Judge approves extradition of 'Pentagon hacker'

An English court has approved the extradition of alleged Pentagon hacker Gary McKinnon, according to reports. But his lawyer has vowed to appeal, a last attempt to prevent him standing trial in the US on charges that carry a sentence of up to 70 years.

The US government alleges that McKinnon hacked into military computers and caused damage. McKinnon has admitted hacking the US networks. But he has suggested he was seeking suppressed evidence of UFOs and denies causing harm.

According to the US indictment, between March 2001 and March 2002, McKinnon hacked into and damaged more than 90 computers belonging to the US Army, Navy, Air Force, Department of Defense and NASA, and six computers belonging to private businesses.

The indictment alleged that McKinnon scanned a large number of computers in the .mil internet domain name network, was able to access the computers and obtained administrative privileges. Once he was able to access the computers, McKinnon is alleged to have installed a remote administration tool, a number of hacker tools, copied password files and other files, deleted a number of user accounts and deleted critical system files. The loss to the various military organizations, NASA and the private businesses was estimated at $700,000. McKinnon was charged on seven counts of hacking and on each count faces a maximum sentence of 10 years' imprisonment and a $250,000 fine.

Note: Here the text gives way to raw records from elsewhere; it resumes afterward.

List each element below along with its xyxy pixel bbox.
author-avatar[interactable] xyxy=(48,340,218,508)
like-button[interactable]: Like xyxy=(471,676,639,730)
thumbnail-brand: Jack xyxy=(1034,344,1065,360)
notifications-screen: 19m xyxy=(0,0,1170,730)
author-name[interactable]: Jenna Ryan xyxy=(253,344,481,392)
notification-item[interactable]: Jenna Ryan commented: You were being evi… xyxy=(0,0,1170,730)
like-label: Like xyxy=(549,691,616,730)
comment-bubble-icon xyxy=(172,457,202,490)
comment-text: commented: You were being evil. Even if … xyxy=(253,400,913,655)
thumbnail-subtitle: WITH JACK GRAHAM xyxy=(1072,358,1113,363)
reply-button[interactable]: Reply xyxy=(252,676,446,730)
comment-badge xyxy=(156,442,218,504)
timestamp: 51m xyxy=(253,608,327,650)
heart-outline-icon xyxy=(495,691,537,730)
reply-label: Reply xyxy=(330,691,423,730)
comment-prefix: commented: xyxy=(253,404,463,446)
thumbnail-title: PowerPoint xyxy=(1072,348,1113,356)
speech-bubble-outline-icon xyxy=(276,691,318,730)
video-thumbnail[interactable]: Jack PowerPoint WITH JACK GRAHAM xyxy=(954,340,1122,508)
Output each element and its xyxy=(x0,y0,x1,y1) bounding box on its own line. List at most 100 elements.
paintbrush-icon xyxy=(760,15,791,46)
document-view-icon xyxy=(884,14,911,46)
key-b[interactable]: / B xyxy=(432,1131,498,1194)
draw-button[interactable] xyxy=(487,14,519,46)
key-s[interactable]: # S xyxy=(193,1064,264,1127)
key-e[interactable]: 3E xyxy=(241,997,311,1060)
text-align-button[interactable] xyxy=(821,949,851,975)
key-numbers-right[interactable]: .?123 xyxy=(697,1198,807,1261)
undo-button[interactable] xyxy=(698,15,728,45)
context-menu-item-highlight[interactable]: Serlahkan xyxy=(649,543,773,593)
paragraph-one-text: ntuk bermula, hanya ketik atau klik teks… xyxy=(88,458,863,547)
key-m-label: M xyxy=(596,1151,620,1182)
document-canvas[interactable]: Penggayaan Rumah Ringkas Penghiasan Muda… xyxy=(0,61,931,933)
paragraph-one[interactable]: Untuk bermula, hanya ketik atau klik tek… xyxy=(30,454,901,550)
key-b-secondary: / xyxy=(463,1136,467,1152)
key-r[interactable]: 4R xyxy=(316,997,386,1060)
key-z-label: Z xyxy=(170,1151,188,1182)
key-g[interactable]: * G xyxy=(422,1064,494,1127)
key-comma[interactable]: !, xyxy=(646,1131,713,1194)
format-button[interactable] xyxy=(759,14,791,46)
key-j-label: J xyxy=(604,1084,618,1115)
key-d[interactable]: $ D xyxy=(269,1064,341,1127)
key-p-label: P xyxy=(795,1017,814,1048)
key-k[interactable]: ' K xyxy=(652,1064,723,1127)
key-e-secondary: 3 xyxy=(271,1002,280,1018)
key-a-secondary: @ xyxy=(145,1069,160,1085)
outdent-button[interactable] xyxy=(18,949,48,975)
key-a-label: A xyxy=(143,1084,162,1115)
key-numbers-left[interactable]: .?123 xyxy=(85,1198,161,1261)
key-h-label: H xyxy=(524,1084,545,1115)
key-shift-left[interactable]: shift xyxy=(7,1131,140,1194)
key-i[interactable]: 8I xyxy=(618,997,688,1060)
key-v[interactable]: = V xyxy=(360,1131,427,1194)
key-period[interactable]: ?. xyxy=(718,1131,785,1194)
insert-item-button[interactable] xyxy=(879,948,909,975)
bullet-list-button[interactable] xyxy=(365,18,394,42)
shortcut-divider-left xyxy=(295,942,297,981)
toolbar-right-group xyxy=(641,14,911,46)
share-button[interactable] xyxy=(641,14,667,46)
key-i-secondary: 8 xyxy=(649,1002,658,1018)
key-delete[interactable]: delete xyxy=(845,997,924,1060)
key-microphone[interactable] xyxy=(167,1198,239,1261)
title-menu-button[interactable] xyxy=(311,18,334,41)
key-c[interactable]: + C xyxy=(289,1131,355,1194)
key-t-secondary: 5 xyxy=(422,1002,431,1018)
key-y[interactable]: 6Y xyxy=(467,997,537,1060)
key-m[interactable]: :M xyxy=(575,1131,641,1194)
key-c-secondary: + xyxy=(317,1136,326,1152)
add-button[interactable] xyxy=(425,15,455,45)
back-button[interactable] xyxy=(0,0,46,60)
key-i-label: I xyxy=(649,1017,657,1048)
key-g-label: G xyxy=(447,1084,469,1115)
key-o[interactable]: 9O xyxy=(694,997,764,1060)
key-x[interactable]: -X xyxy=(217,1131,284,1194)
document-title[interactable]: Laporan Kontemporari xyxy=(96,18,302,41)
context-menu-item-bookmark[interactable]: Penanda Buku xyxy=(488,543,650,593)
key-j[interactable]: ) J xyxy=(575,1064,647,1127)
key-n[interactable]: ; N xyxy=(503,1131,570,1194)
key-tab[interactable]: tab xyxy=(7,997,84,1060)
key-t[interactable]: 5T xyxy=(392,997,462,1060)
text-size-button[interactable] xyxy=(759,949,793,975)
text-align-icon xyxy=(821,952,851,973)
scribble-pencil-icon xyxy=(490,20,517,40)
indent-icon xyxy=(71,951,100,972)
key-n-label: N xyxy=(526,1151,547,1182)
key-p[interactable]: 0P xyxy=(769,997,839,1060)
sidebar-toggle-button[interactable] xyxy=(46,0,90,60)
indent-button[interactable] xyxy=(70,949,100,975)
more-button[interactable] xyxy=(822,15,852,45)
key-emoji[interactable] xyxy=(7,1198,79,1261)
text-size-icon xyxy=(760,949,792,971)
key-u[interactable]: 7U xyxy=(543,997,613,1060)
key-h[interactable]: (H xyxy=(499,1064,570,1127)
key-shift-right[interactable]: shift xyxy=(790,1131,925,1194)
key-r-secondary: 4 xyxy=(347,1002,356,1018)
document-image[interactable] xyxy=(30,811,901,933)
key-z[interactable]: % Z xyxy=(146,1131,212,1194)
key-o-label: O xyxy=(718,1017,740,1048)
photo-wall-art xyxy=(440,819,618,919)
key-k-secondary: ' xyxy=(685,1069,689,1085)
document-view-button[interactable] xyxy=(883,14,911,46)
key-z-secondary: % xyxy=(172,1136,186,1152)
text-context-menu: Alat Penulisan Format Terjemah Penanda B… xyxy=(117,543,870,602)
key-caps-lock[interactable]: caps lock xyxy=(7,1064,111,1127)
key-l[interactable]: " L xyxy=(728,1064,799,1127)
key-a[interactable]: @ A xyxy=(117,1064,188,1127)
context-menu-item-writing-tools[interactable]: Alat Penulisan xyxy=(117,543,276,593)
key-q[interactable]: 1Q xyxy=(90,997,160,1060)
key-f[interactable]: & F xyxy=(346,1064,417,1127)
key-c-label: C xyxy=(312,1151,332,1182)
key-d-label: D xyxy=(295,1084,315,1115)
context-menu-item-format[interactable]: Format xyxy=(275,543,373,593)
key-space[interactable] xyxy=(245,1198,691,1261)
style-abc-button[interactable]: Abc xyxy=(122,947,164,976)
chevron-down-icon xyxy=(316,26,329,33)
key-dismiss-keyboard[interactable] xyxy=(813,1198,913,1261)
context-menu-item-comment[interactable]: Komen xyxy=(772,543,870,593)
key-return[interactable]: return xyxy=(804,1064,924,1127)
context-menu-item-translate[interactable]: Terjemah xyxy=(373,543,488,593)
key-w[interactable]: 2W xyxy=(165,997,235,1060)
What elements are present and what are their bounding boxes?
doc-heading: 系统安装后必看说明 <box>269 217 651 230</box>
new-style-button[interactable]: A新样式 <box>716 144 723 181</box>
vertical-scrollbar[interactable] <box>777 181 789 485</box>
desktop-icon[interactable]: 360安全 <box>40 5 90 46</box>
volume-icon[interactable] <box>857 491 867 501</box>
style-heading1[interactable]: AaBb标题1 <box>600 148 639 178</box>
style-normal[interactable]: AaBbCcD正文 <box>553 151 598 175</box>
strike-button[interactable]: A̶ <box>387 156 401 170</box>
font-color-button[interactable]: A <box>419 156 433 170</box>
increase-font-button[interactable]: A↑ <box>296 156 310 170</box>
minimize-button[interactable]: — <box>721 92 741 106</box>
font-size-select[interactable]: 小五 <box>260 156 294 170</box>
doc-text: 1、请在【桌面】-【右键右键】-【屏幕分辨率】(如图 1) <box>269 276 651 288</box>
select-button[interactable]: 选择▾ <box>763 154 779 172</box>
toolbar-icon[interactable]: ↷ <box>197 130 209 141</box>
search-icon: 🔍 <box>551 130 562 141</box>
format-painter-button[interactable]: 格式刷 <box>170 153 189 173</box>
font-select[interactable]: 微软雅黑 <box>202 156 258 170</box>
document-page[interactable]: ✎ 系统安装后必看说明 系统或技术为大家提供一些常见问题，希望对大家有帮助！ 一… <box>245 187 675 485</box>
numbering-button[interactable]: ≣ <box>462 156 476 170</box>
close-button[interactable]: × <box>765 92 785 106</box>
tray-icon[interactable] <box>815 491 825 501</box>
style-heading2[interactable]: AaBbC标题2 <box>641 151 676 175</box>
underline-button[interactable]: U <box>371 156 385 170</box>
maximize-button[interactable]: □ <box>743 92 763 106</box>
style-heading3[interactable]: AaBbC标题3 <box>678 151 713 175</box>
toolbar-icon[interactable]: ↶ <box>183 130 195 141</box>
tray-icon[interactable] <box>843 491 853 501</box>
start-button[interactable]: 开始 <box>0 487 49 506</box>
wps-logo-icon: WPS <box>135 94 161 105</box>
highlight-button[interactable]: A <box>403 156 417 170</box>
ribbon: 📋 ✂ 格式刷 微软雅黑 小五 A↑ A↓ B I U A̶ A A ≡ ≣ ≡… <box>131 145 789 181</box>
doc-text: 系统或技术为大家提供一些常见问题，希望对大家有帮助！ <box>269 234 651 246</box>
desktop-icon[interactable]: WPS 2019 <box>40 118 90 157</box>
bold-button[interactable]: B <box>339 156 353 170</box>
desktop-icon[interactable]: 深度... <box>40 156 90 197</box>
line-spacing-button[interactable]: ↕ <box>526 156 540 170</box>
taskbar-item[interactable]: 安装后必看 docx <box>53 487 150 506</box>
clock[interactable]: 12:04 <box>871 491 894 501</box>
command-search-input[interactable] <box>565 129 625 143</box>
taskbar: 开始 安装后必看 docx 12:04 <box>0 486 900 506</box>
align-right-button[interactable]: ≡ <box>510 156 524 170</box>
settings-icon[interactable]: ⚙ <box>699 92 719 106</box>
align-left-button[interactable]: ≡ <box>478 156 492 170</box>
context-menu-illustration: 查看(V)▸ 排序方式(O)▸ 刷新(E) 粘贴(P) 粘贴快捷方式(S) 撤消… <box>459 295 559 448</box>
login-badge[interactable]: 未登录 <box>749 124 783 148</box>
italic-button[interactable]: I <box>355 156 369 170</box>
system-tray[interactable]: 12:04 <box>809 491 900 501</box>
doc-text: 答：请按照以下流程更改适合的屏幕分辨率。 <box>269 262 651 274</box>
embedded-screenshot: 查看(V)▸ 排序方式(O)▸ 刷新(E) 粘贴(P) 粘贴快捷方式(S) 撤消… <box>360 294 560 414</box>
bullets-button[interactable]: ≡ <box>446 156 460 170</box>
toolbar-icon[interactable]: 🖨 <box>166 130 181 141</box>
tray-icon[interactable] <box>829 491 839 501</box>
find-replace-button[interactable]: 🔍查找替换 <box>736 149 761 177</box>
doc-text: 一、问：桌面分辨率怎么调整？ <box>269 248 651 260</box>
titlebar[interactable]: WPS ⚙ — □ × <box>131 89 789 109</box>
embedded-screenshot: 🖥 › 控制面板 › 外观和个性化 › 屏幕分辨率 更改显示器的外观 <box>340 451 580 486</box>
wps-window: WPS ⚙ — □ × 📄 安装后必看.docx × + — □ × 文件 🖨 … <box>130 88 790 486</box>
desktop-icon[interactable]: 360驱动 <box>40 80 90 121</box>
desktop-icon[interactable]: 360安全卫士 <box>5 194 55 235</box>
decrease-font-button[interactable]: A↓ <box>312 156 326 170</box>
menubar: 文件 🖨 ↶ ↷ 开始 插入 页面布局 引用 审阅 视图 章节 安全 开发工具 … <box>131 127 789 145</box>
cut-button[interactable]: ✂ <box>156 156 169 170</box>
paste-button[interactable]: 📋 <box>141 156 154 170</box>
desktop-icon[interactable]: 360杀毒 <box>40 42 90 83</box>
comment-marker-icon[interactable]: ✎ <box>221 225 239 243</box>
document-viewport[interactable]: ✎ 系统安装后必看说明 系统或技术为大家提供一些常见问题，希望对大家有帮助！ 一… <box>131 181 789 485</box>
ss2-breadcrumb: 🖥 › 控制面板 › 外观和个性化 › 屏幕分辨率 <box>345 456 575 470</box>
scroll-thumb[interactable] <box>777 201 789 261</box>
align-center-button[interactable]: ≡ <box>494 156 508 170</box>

The US sought McKinnon's extradition and McKinnon challenged it in Bow Street Magistrates Court.

Unauthorised access to a computer would not be sufficient to justify extradition from the UK because the UK's Computer Misuse Act currently carries a maximum penalty of six months' imprisonment for this offence. Under an extradition treaty of 1972 between the US and the UK, only an offence carrying a maximum sentence of one year or more in both countries is eligible for extradition. But the charges against McKinnon include causing damage – and that carries a maximum sentence of five years in the UK. It is irrelevant that the sentence is higher in the US.

McKinnon might have argued that the request for extradition was made with a view to punish him for an offence of a political character. Alternatively he could and did argue that he would not receive a fair trial in the US. The UK-US treaty allows extradition to be refused on any ground specified by the law of the requested party. In the UK, the right to a fair trial is enshrined in the Human Rights Act and the European Convention of Human Rights.

But Silicon.com reports that Judge Nicholas Evans today rejected McKinnon's argument that he would face an unfair trial in the US where McKinnon's case has been characterised as a matter of national security.

Judge Evans told the court he is confident in assurances received from the US that McKinnon will be tried in a civilian court and will not stand trial under 'Military Order No. 1' which could have seen his indefinite imprisonment in Guantanamo Bay, reports Silicon.com.

Karen Todner, Mr McKinnon's solicitor, told BBC News: "We're obviously very disappointed with the judgement that was given this morning. We're proposing to appeal this to the Secretary of State, and if we're still refused we will then appeal to the High Court for a decision to allow Gary to be tried here as a British citizen."